Lorsque deux messagers à cheval franchissent le pont-levis, peu avant le coucher du soleil, le roi n’est toujours pas réapparu. Ils sont accueillis par l’intendant, qui les fait patienter dans la salle de banquet, devant un repas chaud et une cruche de vin. Ils profitent d’être seuls dans la grande salle pour s’extasier devant les trophées de chasse et les tentures qui ornent les murs de pierre. Le roi Ravlic ne chasse pas, mais leur précédent souverain partait chasser avec ses meilleurs soldats. C’était un autre temps. Les meilleurs n’avaient pas été enrôlés dans la garde royale. Le roi n’était pas à la recherche des détenteurs de magie, ceux dont le royaume n’entendait jamais parler. Personne n’étant autorisé à s’enquérir du message qu’ils apportent au roi, ils finissent leur repas sans se presser et patientent jusque tard dans la soirée.

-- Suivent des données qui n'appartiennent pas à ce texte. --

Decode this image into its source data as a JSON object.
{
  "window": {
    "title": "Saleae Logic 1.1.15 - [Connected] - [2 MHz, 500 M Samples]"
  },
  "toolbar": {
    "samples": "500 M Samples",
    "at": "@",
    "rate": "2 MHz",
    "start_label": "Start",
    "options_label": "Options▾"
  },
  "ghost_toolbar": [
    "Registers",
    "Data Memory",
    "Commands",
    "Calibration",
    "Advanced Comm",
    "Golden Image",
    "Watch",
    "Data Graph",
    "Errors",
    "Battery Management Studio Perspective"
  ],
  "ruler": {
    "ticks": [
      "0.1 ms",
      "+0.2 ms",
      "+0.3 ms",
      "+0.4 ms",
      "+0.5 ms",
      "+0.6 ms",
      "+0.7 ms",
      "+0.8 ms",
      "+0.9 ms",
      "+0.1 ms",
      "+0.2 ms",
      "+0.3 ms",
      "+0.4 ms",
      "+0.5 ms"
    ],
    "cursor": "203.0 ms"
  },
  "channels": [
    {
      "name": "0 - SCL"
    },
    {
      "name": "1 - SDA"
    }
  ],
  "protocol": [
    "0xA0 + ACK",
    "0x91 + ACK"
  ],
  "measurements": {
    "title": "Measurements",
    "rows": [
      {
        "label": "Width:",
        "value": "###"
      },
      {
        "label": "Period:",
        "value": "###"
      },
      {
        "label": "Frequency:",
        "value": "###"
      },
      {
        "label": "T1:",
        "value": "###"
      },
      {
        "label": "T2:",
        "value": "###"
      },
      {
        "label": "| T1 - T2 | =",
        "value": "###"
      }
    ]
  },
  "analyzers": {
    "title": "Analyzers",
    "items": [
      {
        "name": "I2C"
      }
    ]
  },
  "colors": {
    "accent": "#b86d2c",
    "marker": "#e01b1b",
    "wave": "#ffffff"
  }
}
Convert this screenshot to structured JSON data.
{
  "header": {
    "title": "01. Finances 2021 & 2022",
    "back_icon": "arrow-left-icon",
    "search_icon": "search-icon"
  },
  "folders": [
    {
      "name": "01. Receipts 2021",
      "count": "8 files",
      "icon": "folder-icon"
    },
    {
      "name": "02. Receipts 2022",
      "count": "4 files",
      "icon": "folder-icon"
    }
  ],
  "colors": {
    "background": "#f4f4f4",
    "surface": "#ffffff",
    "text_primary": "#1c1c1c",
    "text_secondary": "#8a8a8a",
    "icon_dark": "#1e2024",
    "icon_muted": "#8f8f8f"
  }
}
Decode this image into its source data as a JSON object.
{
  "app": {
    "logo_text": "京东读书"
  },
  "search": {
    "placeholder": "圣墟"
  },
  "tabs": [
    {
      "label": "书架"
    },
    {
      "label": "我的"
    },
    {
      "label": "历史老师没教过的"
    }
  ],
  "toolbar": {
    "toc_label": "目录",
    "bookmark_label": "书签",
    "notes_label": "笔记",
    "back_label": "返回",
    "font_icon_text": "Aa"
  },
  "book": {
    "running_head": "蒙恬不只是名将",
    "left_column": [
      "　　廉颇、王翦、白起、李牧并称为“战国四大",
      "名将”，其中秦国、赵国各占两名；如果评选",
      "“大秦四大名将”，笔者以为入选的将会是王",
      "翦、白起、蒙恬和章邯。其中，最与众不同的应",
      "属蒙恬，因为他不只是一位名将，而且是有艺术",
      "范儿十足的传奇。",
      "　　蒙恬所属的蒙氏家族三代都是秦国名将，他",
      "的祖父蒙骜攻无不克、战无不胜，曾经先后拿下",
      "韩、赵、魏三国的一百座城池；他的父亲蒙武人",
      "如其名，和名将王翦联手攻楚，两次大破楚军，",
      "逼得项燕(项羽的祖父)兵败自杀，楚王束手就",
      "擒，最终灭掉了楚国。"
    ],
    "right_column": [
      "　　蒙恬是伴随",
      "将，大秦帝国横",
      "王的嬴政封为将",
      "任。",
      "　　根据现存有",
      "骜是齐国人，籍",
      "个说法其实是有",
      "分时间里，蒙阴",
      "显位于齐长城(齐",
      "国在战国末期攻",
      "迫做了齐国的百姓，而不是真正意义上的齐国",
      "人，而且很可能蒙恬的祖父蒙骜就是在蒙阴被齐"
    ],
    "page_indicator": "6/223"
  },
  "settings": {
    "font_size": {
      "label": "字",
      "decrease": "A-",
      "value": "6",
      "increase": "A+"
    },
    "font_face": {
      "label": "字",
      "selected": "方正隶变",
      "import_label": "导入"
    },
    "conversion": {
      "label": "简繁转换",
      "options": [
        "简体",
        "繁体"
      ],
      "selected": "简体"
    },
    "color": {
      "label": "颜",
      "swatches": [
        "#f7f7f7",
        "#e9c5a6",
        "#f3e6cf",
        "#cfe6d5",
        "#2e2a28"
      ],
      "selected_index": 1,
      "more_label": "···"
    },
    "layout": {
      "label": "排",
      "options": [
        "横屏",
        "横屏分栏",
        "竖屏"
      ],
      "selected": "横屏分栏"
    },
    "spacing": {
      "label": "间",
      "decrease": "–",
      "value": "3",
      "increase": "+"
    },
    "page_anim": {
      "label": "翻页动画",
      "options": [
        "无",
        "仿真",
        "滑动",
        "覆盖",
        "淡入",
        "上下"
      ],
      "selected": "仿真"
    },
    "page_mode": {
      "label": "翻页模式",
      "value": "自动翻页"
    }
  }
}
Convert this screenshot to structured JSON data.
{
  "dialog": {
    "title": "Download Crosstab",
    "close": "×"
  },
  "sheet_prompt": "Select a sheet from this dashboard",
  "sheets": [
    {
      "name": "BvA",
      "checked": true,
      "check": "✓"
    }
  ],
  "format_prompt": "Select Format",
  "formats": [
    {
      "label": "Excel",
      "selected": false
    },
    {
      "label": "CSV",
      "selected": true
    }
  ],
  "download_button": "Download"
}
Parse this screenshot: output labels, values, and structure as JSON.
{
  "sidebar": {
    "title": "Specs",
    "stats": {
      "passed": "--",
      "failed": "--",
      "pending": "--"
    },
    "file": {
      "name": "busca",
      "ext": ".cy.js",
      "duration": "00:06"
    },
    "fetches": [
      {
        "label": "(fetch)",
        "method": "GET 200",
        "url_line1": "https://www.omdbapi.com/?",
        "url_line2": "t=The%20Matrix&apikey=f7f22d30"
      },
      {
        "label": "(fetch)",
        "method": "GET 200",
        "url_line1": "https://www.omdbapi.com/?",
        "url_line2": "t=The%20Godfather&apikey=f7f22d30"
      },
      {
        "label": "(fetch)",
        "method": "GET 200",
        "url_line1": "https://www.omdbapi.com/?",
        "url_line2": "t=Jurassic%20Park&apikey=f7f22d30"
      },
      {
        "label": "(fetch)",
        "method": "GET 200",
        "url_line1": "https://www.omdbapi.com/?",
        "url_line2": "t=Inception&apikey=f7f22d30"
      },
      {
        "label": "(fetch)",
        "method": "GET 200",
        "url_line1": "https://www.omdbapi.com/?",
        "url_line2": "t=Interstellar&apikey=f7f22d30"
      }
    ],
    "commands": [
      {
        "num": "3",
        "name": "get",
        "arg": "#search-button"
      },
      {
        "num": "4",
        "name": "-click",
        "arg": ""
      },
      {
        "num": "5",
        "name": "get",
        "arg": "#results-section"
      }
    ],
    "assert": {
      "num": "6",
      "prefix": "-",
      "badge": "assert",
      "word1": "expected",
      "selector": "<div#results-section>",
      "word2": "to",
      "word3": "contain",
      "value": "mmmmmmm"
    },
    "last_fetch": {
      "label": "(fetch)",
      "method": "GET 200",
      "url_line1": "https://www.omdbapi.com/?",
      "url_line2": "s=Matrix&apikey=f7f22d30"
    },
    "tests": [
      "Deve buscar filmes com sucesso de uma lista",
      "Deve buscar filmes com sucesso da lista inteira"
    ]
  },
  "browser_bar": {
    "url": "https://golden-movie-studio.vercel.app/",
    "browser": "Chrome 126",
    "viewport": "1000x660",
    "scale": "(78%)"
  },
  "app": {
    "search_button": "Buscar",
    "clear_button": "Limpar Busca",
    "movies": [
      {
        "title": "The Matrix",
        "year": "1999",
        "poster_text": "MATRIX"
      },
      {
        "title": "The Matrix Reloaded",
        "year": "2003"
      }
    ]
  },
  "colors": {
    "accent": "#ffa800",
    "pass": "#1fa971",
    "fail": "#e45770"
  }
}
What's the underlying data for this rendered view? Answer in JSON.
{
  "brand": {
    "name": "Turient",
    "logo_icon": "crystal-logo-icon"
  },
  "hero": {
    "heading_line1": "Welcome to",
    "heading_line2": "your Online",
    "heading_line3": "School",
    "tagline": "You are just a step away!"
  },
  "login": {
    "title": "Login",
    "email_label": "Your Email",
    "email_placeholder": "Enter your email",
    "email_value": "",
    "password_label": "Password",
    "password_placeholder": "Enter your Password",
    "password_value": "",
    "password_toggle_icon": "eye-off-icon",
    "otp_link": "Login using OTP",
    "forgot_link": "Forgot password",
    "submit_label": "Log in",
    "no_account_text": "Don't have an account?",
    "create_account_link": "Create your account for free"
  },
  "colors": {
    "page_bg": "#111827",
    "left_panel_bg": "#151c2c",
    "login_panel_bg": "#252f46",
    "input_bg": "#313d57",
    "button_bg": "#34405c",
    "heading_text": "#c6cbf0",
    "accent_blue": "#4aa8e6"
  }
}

– Dîtes-moi tout ce que vous savez.

Le roi vient de prendre place lourdement sur son trône. Prêt à recueillir la teneur du message que lui destinent les deux voyageurs, il fait un effort pour ne rien laisser paraître de sa propre fatigue après les longues heures passées à l’écart de ses gens. Il cache ses mains rougies par la chaleur sous ses longues manches. La peau de son visage autour de son nez et de ses yeux est si distendue qu’il semble atteint d’une affection. Ses serviteurs ont tellement l’habitude de son état, lorsqu’il ressurgit après des heures d’absence, qu’ils s’empressent de le dissimuler aux regards en éteignant les lanternes les plus proches de son trône. Mais le roi est dans un tel état d’hébétude qu’il n’y prend pas garde. Il fixe ses messagers tour à tour. Devant leur soudaine incertitude, une certaine impatience commence à le gagner.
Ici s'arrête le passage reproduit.